Matthew Brouillette, president of the Harrisburg-based Commonwealth Foundation, said divestments like the ones Mr. Shapiro wants should only be enacted if lawmakers are convinced they won’t saddle Pennsylvanians with greater public-pension costs.
“I think that it’s a legitimate concern to worry about cutting off any opportunities to make these unfunded liabilities and taxpayer albatrosses more viable,” he said. “A cost-benefit analysis would be prudent.”
Mr. Shapiro said he believes the legislation can actually improve the state’s investment returns, citing data from FTSE Group indicating that company funds excluding Iran- and Sudan-connected businesses outperformed twofold funds that include them.

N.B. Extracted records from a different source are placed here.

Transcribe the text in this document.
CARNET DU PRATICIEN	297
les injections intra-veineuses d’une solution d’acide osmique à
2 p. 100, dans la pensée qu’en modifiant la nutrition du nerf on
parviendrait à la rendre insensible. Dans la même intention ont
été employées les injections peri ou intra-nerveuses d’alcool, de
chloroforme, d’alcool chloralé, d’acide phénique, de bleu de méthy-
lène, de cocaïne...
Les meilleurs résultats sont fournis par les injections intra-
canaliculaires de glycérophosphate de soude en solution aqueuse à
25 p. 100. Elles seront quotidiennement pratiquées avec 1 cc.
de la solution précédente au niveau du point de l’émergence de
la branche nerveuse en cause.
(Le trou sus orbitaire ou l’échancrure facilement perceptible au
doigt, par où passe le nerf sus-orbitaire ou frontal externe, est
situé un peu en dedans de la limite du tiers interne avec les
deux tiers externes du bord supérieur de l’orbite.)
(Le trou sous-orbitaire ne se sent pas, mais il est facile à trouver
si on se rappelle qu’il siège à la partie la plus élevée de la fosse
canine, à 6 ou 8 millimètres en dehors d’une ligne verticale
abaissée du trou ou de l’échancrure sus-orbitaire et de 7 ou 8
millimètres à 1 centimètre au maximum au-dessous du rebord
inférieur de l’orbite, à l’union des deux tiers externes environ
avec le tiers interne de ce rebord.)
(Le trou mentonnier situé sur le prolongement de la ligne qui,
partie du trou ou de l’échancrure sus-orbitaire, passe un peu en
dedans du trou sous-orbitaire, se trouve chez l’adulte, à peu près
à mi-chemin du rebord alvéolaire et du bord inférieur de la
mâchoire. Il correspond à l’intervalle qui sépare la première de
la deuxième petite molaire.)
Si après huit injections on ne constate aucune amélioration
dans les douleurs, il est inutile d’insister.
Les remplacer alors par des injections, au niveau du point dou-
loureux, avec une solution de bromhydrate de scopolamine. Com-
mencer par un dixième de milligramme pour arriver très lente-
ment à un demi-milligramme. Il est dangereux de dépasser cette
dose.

“While it is a moral imperative that we divest from companies that do business with terror-sponsoring nations, during these tough economic times, we must do all we can to protect and strengthen our investments,” he said. “It makes practical sense that a company’s association with terrorism and human rights abuses creates risk and could undermine the value of the commonwealth’s investment in such a company.”
State Treasurer Rob McCord, D, endorsed Mr. Shapiro’s bill, saying investment in companies with terror-financing states carries an economic hazard.
“I am proud to stand with Rep. Shapiro to help raise awareness of the terror that still reigns over many regions of the world,” the treasurer said. “No one should deny the financial risk associated with investing in these regions. Indeed, as we use economic power to fight terrorism, we are also serving as prudent investors.”
Earlier efforts by Mr. Shapiro impelled the state Tobacco Settlement Investment Board to adopt a similar divestment policy regarding funds the state acquired through an out-of-court settlement with several big tobacco companies in 1997.